Que s'est-il réellement passé dans la nuit du 10 au 11 mai 1941, cette nuit où Rudolf Hess s'est envolé d'Allemagne pour négocier la paix avec la Grande-Bretagne ? Son avion a t-il été abattu par la Luftwaffe ? Hess a t-il réussi sa mission sans en informer Adolf Hitler ? Et pourquoi dans certains documents d'archives, la guerre semble t-elle s'être prolongée jusqu'en 1945 ? C'est à toutes ces questions que va tenter de répondre l'historien Stuart Gratton : notamment en s'intéressant au destin exception de deux frères jumeaux, Joe et Jack Sawyer qui ont rencontré Hess en 1936 aux Jeux Olympiques de Berlin.
 
La séparation est une uchronie. L'auteur part du principe que la seconde guerre mondiale a pris fin en 1941 peu de temps après qu'un accord de paix a été trouvé entre l'Angleterre et l'Allemagne.
Sauf que bien entendu, tout va se compliquer avec les jumeaux Sawyer qui ont chacun d'eux une version différente de cette guerre.
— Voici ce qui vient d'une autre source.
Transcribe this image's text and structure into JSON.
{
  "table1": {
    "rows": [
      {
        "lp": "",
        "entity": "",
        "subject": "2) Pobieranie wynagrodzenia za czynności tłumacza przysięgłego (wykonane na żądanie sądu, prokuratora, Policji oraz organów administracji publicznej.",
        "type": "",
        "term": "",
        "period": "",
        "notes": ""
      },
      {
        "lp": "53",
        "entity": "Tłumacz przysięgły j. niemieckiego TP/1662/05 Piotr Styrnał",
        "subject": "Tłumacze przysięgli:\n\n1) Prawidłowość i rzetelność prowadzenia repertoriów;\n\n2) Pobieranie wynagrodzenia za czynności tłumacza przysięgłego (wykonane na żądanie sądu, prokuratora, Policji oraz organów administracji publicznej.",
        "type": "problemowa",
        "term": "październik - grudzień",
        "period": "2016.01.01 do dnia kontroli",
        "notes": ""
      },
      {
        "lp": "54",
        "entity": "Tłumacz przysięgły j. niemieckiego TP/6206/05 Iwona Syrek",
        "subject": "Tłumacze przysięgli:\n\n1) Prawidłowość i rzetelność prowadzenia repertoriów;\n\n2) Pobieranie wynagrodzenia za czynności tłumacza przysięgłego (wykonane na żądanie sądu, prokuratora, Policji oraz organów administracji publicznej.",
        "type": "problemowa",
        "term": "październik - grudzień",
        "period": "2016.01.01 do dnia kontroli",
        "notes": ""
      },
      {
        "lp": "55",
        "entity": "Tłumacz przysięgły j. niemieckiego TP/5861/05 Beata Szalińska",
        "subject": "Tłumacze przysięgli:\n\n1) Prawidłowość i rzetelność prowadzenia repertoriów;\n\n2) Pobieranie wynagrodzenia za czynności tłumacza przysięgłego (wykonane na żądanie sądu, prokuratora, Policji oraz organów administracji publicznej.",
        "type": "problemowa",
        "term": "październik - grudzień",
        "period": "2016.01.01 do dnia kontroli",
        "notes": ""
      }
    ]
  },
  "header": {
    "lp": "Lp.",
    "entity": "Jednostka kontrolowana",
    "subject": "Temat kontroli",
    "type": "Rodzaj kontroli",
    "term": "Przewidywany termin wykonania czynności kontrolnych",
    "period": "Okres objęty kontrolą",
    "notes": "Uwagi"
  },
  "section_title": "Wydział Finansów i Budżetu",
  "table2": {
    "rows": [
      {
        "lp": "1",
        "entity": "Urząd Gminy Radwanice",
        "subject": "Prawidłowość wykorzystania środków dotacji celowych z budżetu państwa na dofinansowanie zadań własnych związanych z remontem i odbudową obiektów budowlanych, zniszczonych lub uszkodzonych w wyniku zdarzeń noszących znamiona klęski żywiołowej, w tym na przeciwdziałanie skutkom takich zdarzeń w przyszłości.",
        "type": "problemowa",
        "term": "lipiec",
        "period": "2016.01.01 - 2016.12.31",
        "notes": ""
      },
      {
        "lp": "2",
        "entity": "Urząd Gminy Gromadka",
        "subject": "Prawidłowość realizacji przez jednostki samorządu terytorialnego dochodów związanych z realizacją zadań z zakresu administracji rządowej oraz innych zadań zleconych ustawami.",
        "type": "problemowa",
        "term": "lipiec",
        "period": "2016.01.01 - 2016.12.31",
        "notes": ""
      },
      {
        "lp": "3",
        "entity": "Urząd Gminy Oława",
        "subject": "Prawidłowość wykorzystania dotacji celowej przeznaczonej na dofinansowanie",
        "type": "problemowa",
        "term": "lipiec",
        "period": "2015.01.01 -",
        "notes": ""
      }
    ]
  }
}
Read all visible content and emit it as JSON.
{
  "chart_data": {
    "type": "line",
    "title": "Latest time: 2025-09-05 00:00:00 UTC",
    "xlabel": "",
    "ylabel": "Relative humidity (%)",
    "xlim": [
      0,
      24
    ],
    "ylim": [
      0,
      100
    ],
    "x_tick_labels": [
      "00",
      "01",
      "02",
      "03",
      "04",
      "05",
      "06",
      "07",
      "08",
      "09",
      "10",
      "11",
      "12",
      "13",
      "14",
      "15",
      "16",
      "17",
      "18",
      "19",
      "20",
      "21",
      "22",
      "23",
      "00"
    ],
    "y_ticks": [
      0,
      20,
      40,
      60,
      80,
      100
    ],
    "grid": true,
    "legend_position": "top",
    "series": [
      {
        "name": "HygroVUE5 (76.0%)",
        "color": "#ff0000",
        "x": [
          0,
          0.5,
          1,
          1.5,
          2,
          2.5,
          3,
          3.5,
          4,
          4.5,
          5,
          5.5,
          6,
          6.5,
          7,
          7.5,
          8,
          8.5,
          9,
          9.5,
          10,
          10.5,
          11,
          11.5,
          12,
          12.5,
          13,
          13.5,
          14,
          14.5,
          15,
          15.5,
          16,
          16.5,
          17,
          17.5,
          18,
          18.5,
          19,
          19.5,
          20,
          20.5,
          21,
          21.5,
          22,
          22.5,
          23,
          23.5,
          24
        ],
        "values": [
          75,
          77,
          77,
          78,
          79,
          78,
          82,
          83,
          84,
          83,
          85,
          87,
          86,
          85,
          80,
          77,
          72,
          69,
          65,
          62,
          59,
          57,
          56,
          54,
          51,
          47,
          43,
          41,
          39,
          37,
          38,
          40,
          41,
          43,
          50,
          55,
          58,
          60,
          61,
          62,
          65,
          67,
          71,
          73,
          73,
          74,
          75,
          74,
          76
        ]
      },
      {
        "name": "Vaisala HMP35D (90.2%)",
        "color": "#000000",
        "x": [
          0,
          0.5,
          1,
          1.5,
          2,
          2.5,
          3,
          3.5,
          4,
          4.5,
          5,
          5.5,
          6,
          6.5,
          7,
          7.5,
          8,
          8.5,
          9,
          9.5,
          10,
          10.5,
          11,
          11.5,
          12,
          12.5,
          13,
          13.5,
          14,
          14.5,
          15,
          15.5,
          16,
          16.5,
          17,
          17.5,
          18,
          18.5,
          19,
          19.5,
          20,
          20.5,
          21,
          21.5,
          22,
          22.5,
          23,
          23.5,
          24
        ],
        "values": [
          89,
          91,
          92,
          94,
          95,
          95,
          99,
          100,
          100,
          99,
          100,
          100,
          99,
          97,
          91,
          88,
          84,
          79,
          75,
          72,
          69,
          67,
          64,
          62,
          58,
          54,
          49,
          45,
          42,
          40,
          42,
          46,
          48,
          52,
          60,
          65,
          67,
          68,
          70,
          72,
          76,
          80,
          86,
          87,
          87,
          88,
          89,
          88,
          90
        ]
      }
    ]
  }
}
Pour l'un elle s'est déroulée de 1939 à 1945 et pour l'autre elle s'est arrêtée en 1941. Mais existe t-il réellement des jumeaux ou bien s’agit-il d'un seul individu souffrant de dédoublement de personnalité ? Et si ils sont deux, il semblerait que la ligne temporelle dans laquelle nous sommes a impliqué la mort de l'un d'eux et inversement. Et si l'un ou l'autre avait réellement basculé dans la nuit du 10 au 11 mai 1941 dans une autre réalité temporelle ?
Le roman se scinde en deux versions, celle de Jack le pilote de la RAF et celle de Joe objecteur de conscience et ambulancier de la Croix Rouge. Elles diffèrent l'une de l'autre à un tout petit détail près que je ne dévoilerais pas. Quant à Rudolf Hess, ce personnage semble jouer un jeu trouble dans les deux versions de l'histoire.
Ce roman est fait pour se lancer dans d'intenses réflexions une fois la dernière ligne lue. Le récit est servi par  une construction narrative très précise, et un style agréable qui permet d'accrocher dès les premières pages.